Una lettera in tal senso è stata inviata al presidente Filippo Berselli, allo scopo di rappresentare le posizioni di preoccupazione e allarme del Sindacato dei giornalisti per le norme che limitano o impediscono il diritto di cronaca su come procedono le indagini e su attività investigative.
“Seguiamo con rispetto – ha dichiarato il Segretario Fnsi, Franco Siddi – il confronto che si è aperto a livello politico sul ddl Alfano che, trattando la materia delle intercettazioni, tende ad introdurre bavagli alla stampa con sanzioni a carico di editori e giornalisti.
Allo stato degli atti, oltre le prove di dialogo in corso, non ci sono novità”.

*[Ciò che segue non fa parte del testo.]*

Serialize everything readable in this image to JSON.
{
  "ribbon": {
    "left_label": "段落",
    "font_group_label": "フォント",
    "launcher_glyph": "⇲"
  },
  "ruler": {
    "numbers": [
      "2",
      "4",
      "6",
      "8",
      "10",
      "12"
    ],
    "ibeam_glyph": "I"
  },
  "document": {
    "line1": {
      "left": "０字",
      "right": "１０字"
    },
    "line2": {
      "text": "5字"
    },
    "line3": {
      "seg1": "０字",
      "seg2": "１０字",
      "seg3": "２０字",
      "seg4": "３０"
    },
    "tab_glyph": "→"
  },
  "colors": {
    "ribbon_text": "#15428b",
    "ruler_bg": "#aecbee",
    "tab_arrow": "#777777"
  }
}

Certo, prosegue Siddi, “è augurabile che sull’onda della moral suasion del Capo dello Stato e dell’avvio di un nuovo dialogo parlamentare da parte del Presidente del Senato, in Parlamento si possano fare ulteriori approfondimenti e gli opportuni cambiamenti. Per i giornalisti resta imprescindibile il dovere di informare e il diritto dei cittadini a sapere. Le norme bavaglio dovrebbero essere cassate dal provvedimento”.
Da un anno, conclude Siddi, “i giornalisti sono in campo per questo e per questa ragione sono stati costretti a proclamare una giornata del silenzio per martedì prossimo.
E’ certamente significativo che tante iniziative di protesta e di promozione di un confronto vero sul merito dei problemi stiano sollecitando un più diffuso ragionamento”.